El ágora de Atenas fue un primer experimento de ciudadanía en la incipiente democracia. Allí se escuchaba el zumbido continuo de las conversaciones, las voces rotundas de los oradores, la música de los simposios, la polifonía constante de opiniones, controversias y conflictos. El ágora no era solo una exposición diaria de productos agrícolas y pescado fresco; era un mercado cotidiano de ideas, el lugar donde los ciudadanos creaban cada día un improvisado periódico, efervescente de titulares atrevidos, noticias de última hora, columnas y editoriales en voz alta.

Hoy el discurso se vuelve —a la par que las calles— duro y desapacible. La vida en común necesita expandirse por espacios amables, plazas que nutren el poso y la pausa, con cúpulas de árboles, fuentes refrescantes, bancos para descansar y descubrir al prójimo. Con sombras que resguardan el juego infantil, la lectura al aire libre, una espera anhelante, una cita, una comida veloz, un océano de tiempo. Abiertos a todos, sin necesidad de gastar. Allí, en la convicción de que juntos pensamos mejor, se edifica la conversación pública que nutre la democracia. Si perdemos esa confianza y esos lugares de confluencia; si, como advierte Jorge Dioni en El malestar de las ciudades, nuestros territorios de socialización son privados y basados en el consumo, corremos el riesgo de pensarnos solo en primera persona, sin contexto: autoayuda, autopromoción y autoexplotación. Al optar por la primacía de lo individual, transitaríamos el viaje inverso: del ágora al ego.

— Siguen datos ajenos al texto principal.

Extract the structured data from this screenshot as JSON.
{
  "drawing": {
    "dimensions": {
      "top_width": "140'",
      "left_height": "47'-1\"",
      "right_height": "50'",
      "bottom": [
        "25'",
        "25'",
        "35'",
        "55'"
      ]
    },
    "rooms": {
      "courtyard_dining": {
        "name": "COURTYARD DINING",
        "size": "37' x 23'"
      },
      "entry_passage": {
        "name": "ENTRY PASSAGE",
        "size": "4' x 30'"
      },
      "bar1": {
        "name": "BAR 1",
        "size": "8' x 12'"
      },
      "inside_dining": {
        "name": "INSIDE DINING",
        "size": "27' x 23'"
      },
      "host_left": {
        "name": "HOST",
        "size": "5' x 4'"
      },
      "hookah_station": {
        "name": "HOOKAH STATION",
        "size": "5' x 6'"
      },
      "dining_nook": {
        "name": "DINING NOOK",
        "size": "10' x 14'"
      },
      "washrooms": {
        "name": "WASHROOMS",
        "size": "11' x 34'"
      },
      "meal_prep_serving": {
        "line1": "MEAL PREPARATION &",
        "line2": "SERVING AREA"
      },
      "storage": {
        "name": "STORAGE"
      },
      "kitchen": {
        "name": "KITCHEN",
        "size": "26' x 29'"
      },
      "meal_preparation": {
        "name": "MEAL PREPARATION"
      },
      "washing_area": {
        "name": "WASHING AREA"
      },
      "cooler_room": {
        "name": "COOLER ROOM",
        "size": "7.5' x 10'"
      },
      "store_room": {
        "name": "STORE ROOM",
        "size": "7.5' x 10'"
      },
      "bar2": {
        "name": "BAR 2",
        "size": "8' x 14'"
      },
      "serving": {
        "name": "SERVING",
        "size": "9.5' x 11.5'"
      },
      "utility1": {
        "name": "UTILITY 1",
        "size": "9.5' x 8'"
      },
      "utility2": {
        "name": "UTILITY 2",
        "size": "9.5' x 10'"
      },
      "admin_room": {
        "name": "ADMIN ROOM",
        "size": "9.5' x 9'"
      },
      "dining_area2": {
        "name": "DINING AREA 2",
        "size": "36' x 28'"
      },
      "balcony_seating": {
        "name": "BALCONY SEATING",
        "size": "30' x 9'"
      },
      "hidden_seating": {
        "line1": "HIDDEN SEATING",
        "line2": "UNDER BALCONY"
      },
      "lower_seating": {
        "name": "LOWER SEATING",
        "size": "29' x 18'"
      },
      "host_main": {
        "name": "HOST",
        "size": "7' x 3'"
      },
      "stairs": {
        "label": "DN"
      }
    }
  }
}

La forma de entender calles, plazas y edificios no persigue solo la funcionalidad o la belleza. Ejerce una poderosa influencia en nuestra forma de sentir y pensar; construye nuestra percepción de la seguridad; nos inclina a emprender ciertas actividades en vez de otras. Si los espacios colectivos no son acogedores, propician la incomunicación. La ausencia de árboles y la impotencia de los embotellamientos pueden ser detonantes de un sordo sentimiento de angustia y soledad. Los no lugares, los que transitamos al recorrer un centro comercial, conducir por la autopista o esperar nuestro vuelo en un aeropuerto, se alían con relaciones humanas fugaces. Así desembocamos en un pensamiento más individualista, menos comunitario. Sin parques ni bancos, separados y apresurados, en lugar de sentados y dicharacheros, contemplamos al prójimo como un estorbo para caminar rápido, o incluso como un adversario. La política, ciencia de la polis, es un arte que invita a imaginar plazas —ciudades, continentes, mundos— donde convivir, conversar y consensuar juntos. Un paisaje público árido, arisco y aislado nos conduciría a la bancarrota.